Beim Eröffnungskonzert in der Lübecker MUK kombinieren Thomas Hengelbrock und das NDR Elbphilharmonie Orchester die populäre Haydn-Sinfonie „Oxford“ mit Bartóks Konzert für Orchester.

Sie schlagen damit einen Bogen zurück zu Haydns langjährigen Arbeitgebern, der ungarischen Adelsfamilie Esterházy. Als Solistin des Abends singt die gefeierte französische Mezzosopranistin Marianne Crebassa die Kantate für Sopran und Orchester „Berenice, che fai“.

Joseph Haydn, der Komponist aus der österreichischen Provinz, hatte bei seinem ersten London-Aufenthalt die Spitze der englischen Gesellschaft im Sturm erobert. Die Verleihung der Ehrendoktorwürde in Oxford war da nur das Tüpfelchen auf dem i. Drei Tage lang hatte man Haydn in Oxford gefeiert, und in den verschiedenen Festkonzerten soll auch jene G-Dur-Sinfonie erklungen sein, die seither den Beinamen „Oxford“ trägt.

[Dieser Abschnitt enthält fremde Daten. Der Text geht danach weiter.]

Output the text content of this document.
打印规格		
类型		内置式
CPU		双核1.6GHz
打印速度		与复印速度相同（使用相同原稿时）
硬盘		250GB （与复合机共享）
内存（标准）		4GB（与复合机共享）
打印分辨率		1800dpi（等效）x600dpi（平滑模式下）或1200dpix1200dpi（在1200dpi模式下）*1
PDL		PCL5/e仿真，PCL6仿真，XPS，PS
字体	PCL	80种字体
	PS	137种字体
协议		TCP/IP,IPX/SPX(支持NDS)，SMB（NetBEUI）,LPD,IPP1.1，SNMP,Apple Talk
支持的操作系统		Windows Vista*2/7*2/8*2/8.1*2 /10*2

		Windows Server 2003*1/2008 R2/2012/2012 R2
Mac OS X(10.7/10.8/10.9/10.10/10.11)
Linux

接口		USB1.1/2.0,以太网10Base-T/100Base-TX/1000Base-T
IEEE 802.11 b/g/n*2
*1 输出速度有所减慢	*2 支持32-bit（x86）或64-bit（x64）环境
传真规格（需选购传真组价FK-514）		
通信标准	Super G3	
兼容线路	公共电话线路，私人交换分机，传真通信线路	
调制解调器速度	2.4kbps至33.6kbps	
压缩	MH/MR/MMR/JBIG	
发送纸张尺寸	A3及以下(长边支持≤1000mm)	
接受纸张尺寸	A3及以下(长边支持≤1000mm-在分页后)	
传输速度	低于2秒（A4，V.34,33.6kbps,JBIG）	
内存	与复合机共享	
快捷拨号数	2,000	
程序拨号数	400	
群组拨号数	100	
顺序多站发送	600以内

Das vor 30 Jahren gegründete Schleswig-Holstein Musik Festival startet am heutigen Sonntag um 20 Uhr mit zwei Konzerten in Lübeck in seine Jubiläumssaison. Die Grundidee, die Musik zu den Menschen zu bringen, sei unverändert aktuell, betonte Intendant Christian Kuhnt. „Das Festival hat da an Kraft nichts verloren.“

Das Mega-Programm von Deutschlands größtem Klassikfestival bietet bis zum 28. August insgesamt 178 Konzerte, fünf Musikfeste auf dem Lande und zwei Kindermusikfeste. Die Festivalregion reicht vom Süden Dänemarks bis ins nördliche Niedersachsen. Die musikalische Bandbreite jenseits der Klassik ist breiter geworden – mit Fado, Irish Folk, Chansons, Blasmusik und elektronischen Beats. Für alle Konzerte gibt es 172 000 Karten.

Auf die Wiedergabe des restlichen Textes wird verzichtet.